'It's certainly not a choice' - Woman, 25, on the year anorexia ruled her life

Instead of competing with her dance crew at a national competition, Jess Dyson was sitting in the doctor's office with "nothing to live for" when she realised anorexia had consumed her. 

At just 14, the now-25-year-old's eating disorder was triggered by a group of girls who were making comments about her weight and her wanting to change it.

The then-teenager had taken comfort in the idea that if she changed how skinny she was, she would be accepted and "belong".

"I cut out things slowly and then ended up being diagnosed with an eating disorder," she said.

"It was hell on Earth, you don't know when you're going down that path, and you don't choose it.

"It felt like having a monster inside your head controlling what you could eat, controlling how much exercise you have to do, and if you didn't do what it said, you felt so much shame, so much guilt and it just wasn't worth it."

The 25-year-old developed an eating disorder at the age of 14.
The 25-year-old developed an eating disorder at the age of 14. Photo credit: Supplied / Jess Dyson

She would spend "hours and hours" looking at herself in front of a mirror, not seeing the same thing every time.

In one instance she could recognise her dropping weight and how skinny she was, but in another she would believe she was overweight.

The disease consumed her for one year, Mrs Dyson calling the duration: "The longest year of my life."

She found her passion for dance after auditioning to join a crew to "secretly lose weight" so that she could exercise through dance.

On the day they were meant to go to a national competition, she was also meant to be hospitalised.

It took Mrs Dyson to reach her lowest point, with "no friends and nothing to live for" before she realised that, although she no had control over her habits, she could make the choice to fight against them.

At the doctor she begged for the assistance she knew she needed.

Kellie Lavender, who has worked to treat and understand eating disorders for more than 17 years, told The AM Show about some of the myths surrounding them.

"It's about disordered eating behaviours and the cognitions and the intense anxiety that comes with eating food or how one feels about their body."

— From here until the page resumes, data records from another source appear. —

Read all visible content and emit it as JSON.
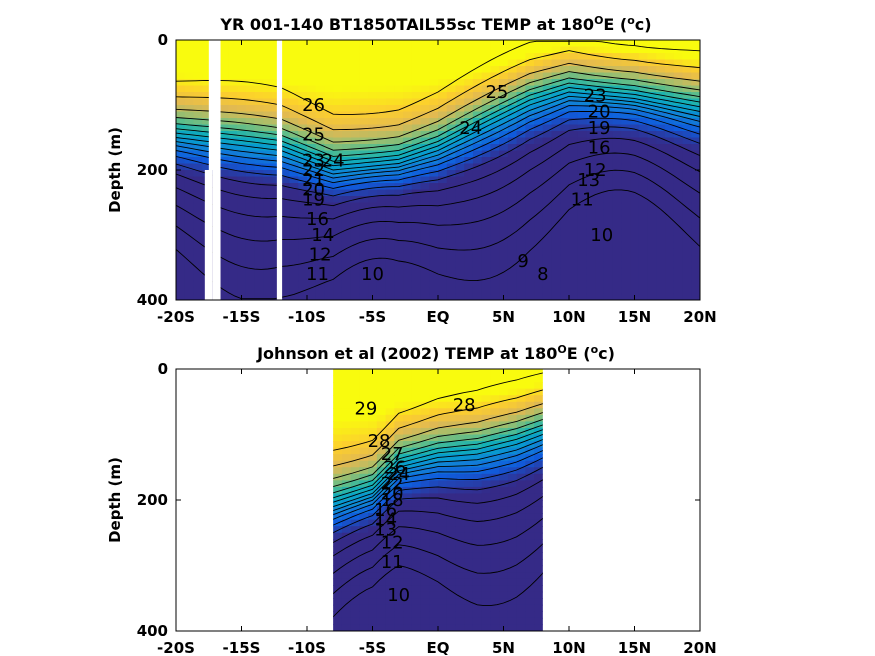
{
  "chart_data": [
    {
      "type": "heatmap",
      "title": "YR 001-140 BT1850TAIL55sc TEMP at 180",
      "title_deg": "O",
      "title_mid": "E (",
      "title_unit_sup": "o",
      "title_end": "c)",
      "ylabel": "Depth (m)",
      "xlim": [
        -20,
        20
      ],
      "ylim": [
        0,
        400
      ],
      "y_reversed": true,
      "x_ticks": [
        -20,
        -15,
        -10,
        -5,
        0,
        5,
        10,
        15,
        20
      ],
      "x_tick_labels": [
        "-20S",
        "-15S",
        "-10S",
        "-5S",
        "EQ",
        "5N",
        "10N",
        "15N",
        "20N"
      ],
      "y_ticks": [
        0,
        200,
        400
      ],
      "y_tick_labels": [
        "0",
        "200",
        "400"
      ],
      "colormap": "parula",
      "color_range": [
        8,
        29
      ],
      "gaps": [
        {
          "x0": -17.8,
          "x1": -17.2,
          "y0": 0,
          "y1": 400,
          "note_y_split": 200
        },
        {
          "x0": -17.2,
          "x1": -16.6,
          "y0": 0,
          "y1": 400
        },
        {
          "x0": -12.3,
          "x1": -11.9,
          "y0": 0,
          "y1": 400
        }
      ],
      "thermocline_depth": [
        {
          "x": -20,
          "depth": 150
        },
        {
          "x": -12,
          "depth": 170
        },
        {
          "x": -8,
          "depth": 200
        },
        {
          "x": -3,
          "depth": 190
        },
        {
          "x": 0,
          "depth": 170
        },
        {
          "x": 3,
          "depth": 140
        },
        {
          "x": 7,
          "depth": 100
        },
        {
          "x": 10,
          "depth": 80
        },
        {
          "x": 15,
          "depth": 90
        },
        {
          "x": 20,
          "depth": 110
        }
      ],
      "contour_labels": [
        {
          "value": "26",
          "x": -9.5,
          "depth": 100
        },
        {
          "value": "25",
          "x": -9.5,
          "depth": 145
        },
        {
          "value": "24",
          "x": -8.0,
          "depth": 185
        },
        {
          "value": "23",
          "x": -9.5,
          "depth": 185
        },
        {
          "value": "22",
          "x": -9.5,
          "depth": 200
        },
        {
          "value": "21",
          "x": -9.5,
          "depth": 215
        },
        {
          "value": "20",
          "x": -9.5,
          "depth": 230
        },
        {
          "value": "19",
          "x": -9.5,
          "depth": 245
        },
        {
          "value": "16",
          "x": -9.2,
          "depth": 275
        },
        {
          "value": "14",
          "x": -8.8,
          "depth": 300
        },
        {
          "value": "12",
          "x": -9.0,
          "depth": 330
        },
        {
          "value": "11",
          "x": -9.2,
          "depth": 360
        },
        {
          "value": "10",
          "x": -5.0,
          "depth": 360
        },
        {
          "value": "25",
          "x": 4.5,
          "depth": 80
        },
        {
          "value": "24",
          "x": 2.5,
          "depth": 135
        },
        {
          "value": "23",
          "x": 12.0,
          "depth": 85
        },
        {
          "value": "20",
          "x": 12.3,
          "depth": 110
        },
        {
          "value": "19",
          "x": 12.3,
          "depth": 135
        },
        {
          "value": "16",
          "x": 12.3,
          "depth": 165
        },
        {
          "value": "13",
          "x": 11.5,
          "depth": 215
        },
        {
          "value": "12",
          "x": 12.0,
          "depth": 200
        },
        {
          "value": "11",
          "x": 11.0,
          "depth": 245
        },
        {
          "value": "10",
          "x": 12.5,
          "depth": 300
        },
        {
          "value": "9",
          "x": 6.5,
          "depth": 340
        },
        {
          "value": "8",
          "x": 8.0,
          "depth": 360
        }
      ]
    },
    {
      "type": "heatmap",
      "title": "Johnson et al (2002) TEMP at 180",
      "title_deg": "O",
      "title_mid": "E (",
      "title_unit_sup": "o",
      "title_end": "c)",
      "ylabel": "Depth (m)",
      "xlim": [
        -20,
        20
      ],
      "ylim": [
        0,
        400
      ],
      "y_reversed": true,
      "x_ticks": [
        -20,
        -15,
        -10,
        -5,
        0,
        5,
        10,
        15,
        20
      ],
      "x_tick_labels": [
        "-20S",
        "-15S",
        "-10S",
        "-5S",
        "EQ",
        "5N",
        "10N",
        "15N",
        "20N"
      ],
      "y_ticks": [
        0,
        200,
        400
      ],
      "y_tick_labels": [
        "0",
        "200",
        "400"
      ],
      "colormap": "parula",
      "color_range": [
        8,
        30
      ],
      "data_extent_x": [
        -8,
        8
      ],
      "thermocline_depth": [
        {
          "x": -8,
          "depth": 210
        },
        {
          "x": -5,
          "depth": 190
        },
        {
          "x": -3,
          "depth": 150
        },
        {
          "x": 0,
          "depth": 135
        },
        {
          "x": 3,
          "depth": 130
        },
        {
          "x": 6,
          "depth": 115
        },
        {
          "x": 8,
          "depth": 100
        }
      ],
      "contour_labels": [
        {
          "value": "29",
          "x": -5.5,
          "depth": 60
        },
        {
          "value": "28",
          "x": 2.0,
          "depth": 55
        },
        {
          "value": "28",
          "x": -4.5,
          "depth": 110
        },
        {
          "value": "27",
          "x": -3.5,
          "depth": 130
        },
        {
          "value": "26",
          "x": -3.3,
          "depth": 150
        },
        {
          "value": "24",
          "x": -3.0,
          "depth": 160
        },
        {
          "value": "22",
          "x": -3.5,
          "depth": 175
        },
        {
          "value": "20",
          "x": -3.5,
          "depth": 190
        },
        {
          "value": "18",
          "x": -3.5,
          "depth": 200
        },
        {
          "value": "16",
          "x": -4.0,
          "depth": 215
        },
        {
          "value": "14",
          "x": -4.0,
          "depth": 230
        },
        {
          "value": "13",
          "x": -4.0,
          "depth": 245
        },
        {
          "value": "12",
          "x": -3.5,
          "depth": 265
        },
        {
          "value": "11",
          "x": -3.5,
          "depth": 295
        },
        {
          "value": "10",
          "x": -3.0,
          "depth": 345
        }
      ]
    }
  ]
}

"It's certainly not a choice, these are actually really serious mental health illnesses and once we understand what's happening in the brain, the fear, the shame, the guilt, that's associated to them that helps us understand the disorder and target."

Mrs Dyson said that she is now "fully free" of the illness.
Mrs Dyson said that she is now "fully free" of the illness. Photo credit: Supplied / Jess Dyson

She explained that, depending on if a patient is diagnosed with anorexia, bulimia, binge eating disorder or ARFID (avoid restrictive food intake disorder), their experience will be different.

Ms Lavender told Duncan Garner that conversations around mental health increasing is a good thing however, she acknowledges there are certain pockets, like eating disorders, that need more attention because of the myths that surround them.

She explained some of those include that it's a choice, about vanity or that it's about people wanting to look thin.

"For example, we know that to get to malignant anorexia there has to be a genetic predisposition so not everyone can actually have anorexia," referencing a world-wide study, which New Zealand is involved in.

She said anorexia is found in women more commonly, but about one out of 10 people with the illness are men. 

The 25-year-old wants others to know it is not weak to ask for help.
The 25-year-old wants others to know it is not weak to ask for help. Photo credit: Supplied / Jess Dyson

Mrs Dyson is working toward launching 'Redefied'  an organisation committed to going into high schools and speaking about eating disorders to raise awareness, provide hope and speak openly about eating disorder as well as pointing people in right direction of where to go for help.

 "You have to make a choice to fight, it starts with making that choice and then pushing through, so you start with that choice but then you have to push through."

She used a journal at meal-times to write all the lies that were going through her head, like that she was overweight and all the truths, for example that her body needed the food.

"It's not weak to get help either, you have a lot of courage when you ask for help and I think that's something which you need to do, because you can't get through anorexia or any eating disorder alone, you need the support.

"There's so much hope for recovery, you don't just have to be partially free but you can be fully free and you can actually learn to love yourself."